UpCodes launched an AI-powered building code research assistant known as Copilot last week, according to a press release.
The launch comes on the heels of a $3.5 million series A funding round led by Building Ventures. CapitalX and Bragiel Brothers also participated in the round, and the funding will fuel hiring for its engineering department and help expand its code library and resources.
Founded in 2016, UpCodes focuses on providing digital building codes and regulations through its database, many of which were previously only available in physical print books. Copilot will pull from this database, which hosts over 5 million code sections, over 1,700 state and city codes, and 160,000 local amendments. With building codes often changing, UpCodes updates the searchable database about 7,000 times per month.
The free version of Copilot answers up to three user questions, while the professional and enterprise plans provide unlimited service. Users can refine searches by code years and building types.

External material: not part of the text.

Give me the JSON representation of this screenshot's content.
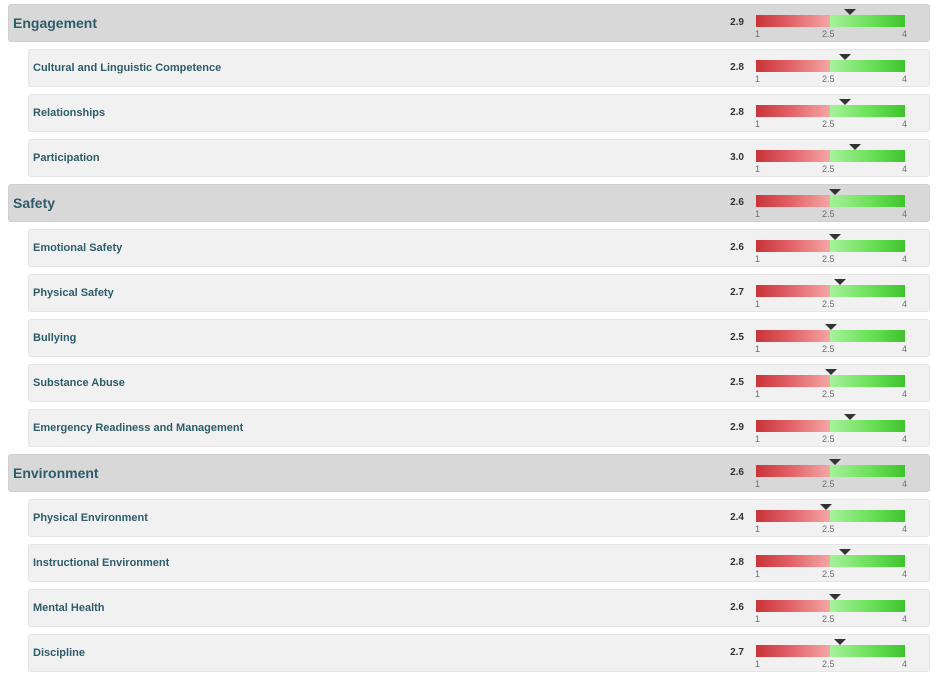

The AI assistant can summarize and explain code sections, find related sections for research, perform calculations and create checklists based on project parameters. Example prompts are available to help users structure their questions, with the company suggesting they specify guidelines such as if the building is new or existing.
While the tool is capable of providing answers to code-based questions, it does require some fact-checking by users. To assist with this, the tool also cites relevant code sources so users can verify the building regulations themselves.
UpCodes says the Copilot assistant scored 74% on text-based code questions in the “Project Development and Documentation” section of the ARE 5.0 practice exam, 86% on the “B3 - Building Plans Examiner: Practice Exam” on Udemy, and 88% on the “B2 - Commercial Building Inspector: Practice Exam” on Udemy.
CEO Scott Reynolds told TechCrunch that UpCodes has contributed training data for AIs including ChatGPT and Google Bard. While this means its datasets are included in more popular AI services, they do not pull this data in real-time and thus are likely to include out-of-date codes.
To date, UpCodes has raised $7.6 million. The company says it has doubled team size, quadrupled revenue and grown its dataset from 2 million to more than 5 million building code sections since March 2021.